Angie tried to continue. “Lana is a . . .” before trailing off again.

“She’s a coping mechanism. I get it.” She did get it, too. Unfortunately. If Angie couldn’t see how unhealthy that coping mechanism was, though, Stevie wasn’t sure how she was supposed to help.

“Kink is—”

Not this argument. Stevie tried not to grind her teeth. “What you’re doing isn’t kink, Ange.”

Angie’s posture curled inward defensively. “You don’t know that.”

“I do. I’ve looked it up.”

Angie raised her head. Mischief glinted behind the sheen of tears. Mischief, and a curiosity that Stevie was probably just imagining. “You’ve researched kink? What kinds?”

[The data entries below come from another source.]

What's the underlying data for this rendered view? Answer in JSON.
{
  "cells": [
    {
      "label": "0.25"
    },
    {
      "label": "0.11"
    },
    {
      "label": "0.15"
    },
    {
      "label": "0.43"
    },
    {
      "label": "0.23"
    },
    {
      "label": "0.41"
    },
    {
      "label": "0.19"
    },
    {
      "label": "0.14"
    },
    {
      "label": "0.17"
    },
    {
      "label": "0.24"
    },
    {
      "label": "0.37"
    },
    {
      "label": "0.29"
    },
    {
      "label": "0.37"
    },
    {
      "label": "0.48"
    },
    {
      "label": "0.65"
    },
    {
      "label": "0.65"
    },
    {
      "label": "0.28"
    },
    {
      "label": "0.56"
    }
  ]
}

Being fair-skinned had its occasional downsides, white privilege notwithstanding—blushing like a stoplight chief among them. “That is none of your beeswax, Angela Rhodes.”

“Come on.” Angie’s coaxing tone held an edge of flirtation that really wasn’t appropriate, given the context, and which also ignited the usual fire in Stevie’s blood. She’d done her research, and she had paid the price. It had proved impossible not to picture Angie with her arms bound behind her—

Angie was upset. Angie needed her. Angie did not need to deal with Stevie’s baggage.

“Enough to know it’s about consent, and there are boundaries.”

“What I do is consensual, like I’ve said—”

“Okay, yes, but you’re using it as self-harm.”

Angie opened her mouth to argue. Stevie waited. Angie shut her mouth. Frowned. Opened it again. Her teeth were lovely and white against her dark lips.

“That’s . . . maybe . . . fair.” When Angie looked away from Stevie, a tear slid down her lashes to land on her leggings.

“Which is why you need my help?” Stevie prompted.

“Yeah.”

“How?”

Angie hugged a pillow to her chest and looked Stevie directly in the eye. “You can distract me in better ways.”

Yes, she certainly could. Don’t be a creep . Angie didn’t mean it that way.

Anything was better than listening to Angie use Lana to punish herself. She’d take up sword swallowing if that’s what it took.